Monte Cristo Skillet – and Your Cast Iron Memories

This delicious recipe is at the bottom of the post. Hope you get to try it soon!

Be sure and share your special Cast Iron memories in the comments below!

(more details at bottom of post)

Today I’m thrilled to bring you a guest post from the good folks at Martha White, along with a fun announcement! The National Cornbread Festival is coming up! The cornbread festival is held each year in the neat little town of South Pittsburg, Tennessee, and this year Martha White has asked me to be a judge. So I get to participate in the festival AND taste all of the yummy entries, to boot! The festival is a weekend long family event with all sorts of fun activities taking place, including tours of the Lodge Cast Iron Factory. Click the Cornbread Festival logo at the bottom of this post to visit the official homepage and learn more.

I’m really looking forward to meeting more of the Southern Plate Family!
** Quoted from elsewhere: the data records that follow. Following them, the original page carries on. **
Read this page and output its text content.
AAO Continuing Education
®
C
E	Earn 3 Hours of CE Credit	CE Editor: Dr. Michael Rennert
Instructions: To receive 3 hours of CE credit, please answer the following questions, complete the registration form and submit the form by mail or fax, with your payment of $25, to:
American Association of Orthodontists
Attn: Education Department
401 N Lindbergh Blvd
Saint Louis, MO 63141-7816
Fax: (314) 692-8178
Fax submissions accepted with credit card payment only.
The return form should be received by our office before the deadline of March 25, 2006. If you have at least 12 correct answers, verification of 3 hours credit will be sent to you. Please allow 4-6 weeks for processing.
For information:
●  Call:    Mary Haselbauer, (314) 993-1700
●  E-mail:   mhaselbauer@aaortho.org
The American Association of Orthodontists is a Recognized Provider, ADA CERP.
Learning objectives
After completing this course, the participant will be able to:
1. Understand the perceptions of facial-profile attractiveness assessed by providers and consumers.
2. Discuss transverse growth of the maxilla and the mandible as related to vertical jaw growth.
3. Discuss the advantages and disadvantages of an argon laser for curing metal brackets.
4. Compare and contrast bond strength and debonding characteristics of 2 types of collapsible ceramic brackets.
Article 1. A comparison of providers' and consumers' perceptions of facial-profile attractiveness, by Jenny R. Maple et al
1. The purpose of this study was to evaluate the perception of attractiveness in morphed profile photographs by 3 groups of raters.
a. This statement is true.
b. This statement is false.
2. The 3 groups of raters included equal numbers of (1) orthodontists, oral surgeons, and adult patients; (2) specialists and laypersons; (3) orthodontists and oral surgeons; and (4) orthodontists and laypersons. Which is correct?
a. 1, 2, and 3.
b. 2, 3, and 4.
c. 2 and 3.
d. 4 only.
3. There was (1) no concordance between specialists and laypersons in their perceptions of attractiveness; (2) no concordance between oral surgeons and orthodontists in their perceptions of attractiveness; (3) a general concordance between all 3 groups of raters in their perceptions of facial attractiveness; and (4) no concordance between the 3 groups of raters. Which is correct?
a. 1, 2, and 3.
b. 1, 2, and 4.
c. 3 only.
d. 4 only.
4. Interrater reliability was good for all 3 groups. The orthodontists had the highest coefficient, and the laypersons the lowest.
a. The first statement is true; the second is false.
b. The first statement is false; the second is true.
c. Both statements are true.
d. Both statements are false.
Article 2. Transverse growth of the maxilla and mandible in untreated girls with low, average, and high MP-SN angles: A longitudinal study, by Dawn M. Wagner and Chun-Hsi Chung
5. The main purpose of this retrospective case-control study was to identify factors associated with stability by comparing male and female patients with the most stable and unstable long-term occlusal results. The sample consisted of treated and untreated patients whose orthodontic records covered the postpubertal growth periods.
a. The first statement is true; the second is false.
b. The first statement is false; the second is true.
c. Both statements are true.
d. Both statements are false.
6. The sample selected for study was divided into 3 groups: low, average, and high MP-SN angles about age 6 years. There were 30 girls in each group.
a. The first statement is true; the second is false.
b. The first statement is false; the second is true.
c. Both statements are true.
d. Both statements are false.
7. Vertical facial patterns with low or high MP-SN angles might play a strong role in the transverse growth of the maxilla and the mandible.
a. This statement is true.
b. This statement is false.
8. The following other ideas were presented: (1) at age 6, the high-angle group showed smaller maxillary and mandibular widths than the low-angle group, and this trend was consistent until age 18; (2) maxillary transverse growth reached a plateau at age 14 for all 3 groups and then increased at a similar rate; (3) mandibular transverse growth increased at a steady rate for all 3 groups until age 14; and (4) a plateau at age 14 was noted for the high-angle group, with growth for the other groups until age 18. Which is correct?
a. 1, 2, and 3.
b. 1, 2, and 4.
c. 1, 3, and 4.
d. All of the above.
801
We have a page over on Facebook where folks can RSVP that they are coming so if you plan on coming out for the fun this year so click here to head on over there and let me know so I can look forward to seeing your face and keep you posted on times and location of the Southern Plate Family meet and greet.

I’m also hoping some of you will enter the competition. Wouldn’t it be wonderful if a member of the Southern Plate family won it? I happen to know that y’all are a group of extremely talented cooks – who cook for the love of family and friends – and I can’t imagine a dish tasting better than one made by one of you. For the official rules of the competition, click here. To go ahead and enter, click here.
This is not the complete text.